The story, ‘The Light of China’, tells of a young man who shuts himself off from the world for ten long years, working on a project to avenge his fallen comrades. He successfully invents and perfects an electric ray, and on 30 May 1935 he emerges from his seclusion to turn it on the foreigners in Shanghai, leaving their persons unharmed but completely destroying all their weapons and warships. Before long, China’s new secret having been made known, the whole world is disarmed and a world government devoted to universal peace and harmony rules from Shanghai. Only Japan, refusing to face reality, stubbornly attempts an invasion, is of course defeated, and her premier publicly scolded. This achieved, our hero departs on his honeymoon, observing that it had all been made possible by science and organization.6

It is hard to see how the above rather optimistic plot, and the relatively benign effects of the story’s ray have much in common with Mr. Sung’s imagined insidious gangster ray, but it is evidence that ideas about electric rays in Shanghai were in the mind of more than one person. Perhaps it is this Chinese language story, and not Popular Science or any other international sources that is the immediate inspiration for Mr. Sung ideas around a powerful ray? Or perhaps Mr. Sung was, in fact, right all along? Perhaps operatives of the Green Gang, with their deep police ties were indeed operating a powerful killing machine out of the convenient central location of the Louza Police Station? Special branch may have buried Mr. Sung’s letters deep in their files, but we can only hope a Netflix special will someday bring the truth of this conspiracy back into the light. 😊 


  1. p24 and p28 of the file. https://archive.org/details/smpa-files-361  

  2. p17 and p32 of the file for the drawings, and p7, p9, p13, p19, and p21 for his maps.  

  3. For more on Sikh police officers see Isabella Jackson. ‘The Raj on Nanjing Road: Sikh Policemen in Treaty-Port Shanghai’. Modern Asian Studies 46, no. 06 (2012): 1672–1704. Cao, Yin. From Policemen to Revolutionaries: A Sikh Diaspora in Global Shanghai, 1885-1945. BRILL, 2017.  

  4. Fanning, William J. ‘The Historical Death Ray and Science Fiction in the 1920s and 1930s’. Science Fiction Studies 37, no. 2 (2010), 253.  
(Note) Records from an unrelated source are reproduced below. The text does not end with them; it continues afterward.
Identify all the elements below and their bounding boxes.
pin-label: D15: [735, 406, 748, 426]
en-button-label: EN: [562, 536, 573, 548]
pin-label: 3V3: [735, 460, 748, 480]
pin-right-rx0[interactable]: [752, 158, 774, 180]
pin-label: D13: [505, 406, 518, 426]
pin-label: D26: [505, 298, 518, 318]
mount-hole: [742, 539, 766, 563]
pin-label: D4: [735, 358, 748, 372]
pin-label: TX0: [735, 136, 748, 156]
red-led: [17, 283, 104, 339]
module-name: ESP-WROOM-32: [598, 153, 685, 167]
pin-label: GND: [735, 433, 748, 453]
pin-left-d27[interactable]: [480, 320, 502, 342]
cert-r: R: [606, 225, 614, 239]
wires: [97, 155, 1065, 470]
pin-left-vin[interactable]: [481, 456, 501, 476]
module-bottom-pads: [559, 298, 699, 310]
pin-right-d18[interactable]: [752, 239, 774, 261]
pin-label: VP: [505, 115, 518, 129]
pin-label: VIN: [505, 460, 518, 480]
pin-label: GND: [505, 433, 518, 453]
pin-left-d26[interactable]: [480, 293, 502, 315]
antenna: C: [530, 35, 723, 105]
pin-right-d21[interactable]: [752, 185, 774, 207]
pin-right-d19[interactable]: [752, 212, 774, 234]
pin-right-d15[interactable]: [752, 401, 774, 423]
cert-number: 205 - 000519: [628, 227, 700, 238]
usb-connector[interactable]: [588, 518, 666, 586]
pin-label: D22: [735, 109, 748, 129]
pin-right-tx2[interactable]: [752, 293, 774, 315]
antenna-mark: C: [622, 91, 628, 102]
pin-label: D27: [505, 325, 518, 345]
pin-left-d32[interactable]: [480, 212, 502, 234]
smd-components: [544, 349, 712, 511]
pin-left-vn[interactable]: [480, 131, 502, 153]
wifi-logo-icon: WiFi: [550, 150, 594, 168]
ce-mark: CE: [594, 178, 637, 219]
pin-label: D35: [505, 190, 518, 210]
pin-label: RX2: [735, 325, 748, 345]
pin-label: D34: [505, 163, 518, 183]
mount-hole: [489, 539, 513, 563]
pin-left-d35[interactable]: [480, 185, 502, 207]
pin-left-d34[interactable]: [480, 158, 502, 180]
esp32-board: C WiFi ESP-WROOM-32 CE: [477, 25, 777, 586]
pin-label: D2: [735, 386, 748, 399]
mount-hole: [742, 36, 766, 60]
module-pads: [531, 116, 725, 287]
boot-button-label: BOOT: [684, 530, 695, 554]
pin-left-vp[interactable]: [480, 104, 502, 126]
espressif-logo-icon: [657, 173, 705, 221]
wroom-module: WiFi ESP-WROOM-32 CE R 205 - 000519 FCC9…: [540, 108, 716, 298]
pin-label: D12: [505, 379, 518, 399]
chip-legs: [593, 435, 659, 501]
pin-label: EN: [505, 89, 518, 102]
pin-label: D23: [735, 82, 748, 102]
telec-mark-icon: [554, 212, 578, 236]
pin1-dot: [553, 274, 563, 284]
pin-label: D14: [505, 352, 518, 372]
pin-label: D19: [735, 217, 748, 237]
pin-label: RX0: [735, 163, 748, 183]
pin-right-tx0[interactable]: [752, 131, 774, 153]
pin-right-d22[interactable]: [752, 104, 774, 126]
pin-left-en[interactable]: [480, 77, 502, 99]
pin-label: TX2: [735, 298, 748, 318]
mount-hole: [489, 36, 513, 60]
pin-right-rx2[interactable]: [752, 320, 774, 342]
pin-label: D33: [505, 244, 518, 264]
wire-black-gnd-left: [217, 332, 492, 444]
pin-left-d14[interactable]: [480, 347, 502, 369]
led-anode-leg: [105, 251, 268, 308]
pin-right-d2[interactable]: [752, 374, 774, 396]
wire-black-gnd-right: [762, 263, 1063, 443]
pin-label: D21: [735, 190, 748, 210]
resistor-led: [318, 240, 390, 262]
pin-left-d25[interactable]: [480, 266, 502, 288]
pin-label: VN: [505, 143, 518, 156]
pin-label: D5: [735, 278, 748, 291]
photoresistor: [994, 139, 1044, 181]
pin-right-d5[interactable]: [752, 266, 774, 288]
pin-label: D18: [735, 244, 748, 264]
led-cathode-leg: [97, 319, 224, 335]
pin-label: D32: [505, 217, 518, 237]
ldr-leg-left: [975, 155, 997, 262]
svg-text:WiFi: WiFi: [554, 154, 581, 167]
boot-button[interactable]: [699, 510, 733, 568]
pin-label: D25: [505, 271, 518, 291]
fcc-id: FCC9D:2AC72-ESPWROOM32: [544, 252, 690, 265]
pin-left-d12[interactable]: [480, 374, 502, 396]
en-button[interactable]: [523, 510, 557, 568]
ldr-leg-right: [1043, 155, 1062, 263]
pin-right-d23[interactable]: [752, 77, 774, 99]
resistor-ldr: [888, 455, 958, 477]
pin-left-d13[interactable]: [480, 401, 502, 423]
  5. Rigby cites Tu-li P’ing-lun no 10, May 30 memorial issue, 30/5/26; pp. 11-14  

  6. Emphasis mine. I only have Rigby’s 1975 dissertation at hand “The May 30 Movement: an Outline” Australian National University, pp316-7. However, google books suggests that the anecdote is also included in his book The May 30 Movement: Events and Themes, p164.  

2 Comments

  1. Always a pleasure to find out what the hard-working boys in blue had to deal with. 🙂 For what its worth, I instantly thought about airplanes reading this. The idea that there might be super-weapons was of course not that odd after WWI, and while the idea that they might be targeted at random civilians seems odd to us it was pretty generally accepted that poison gas would be dropped on civilians from the air in the “next war”. In fact, the Japanese and Brits did some of that in the interwar period, but for some reason it never did happen on a large scale in WWII.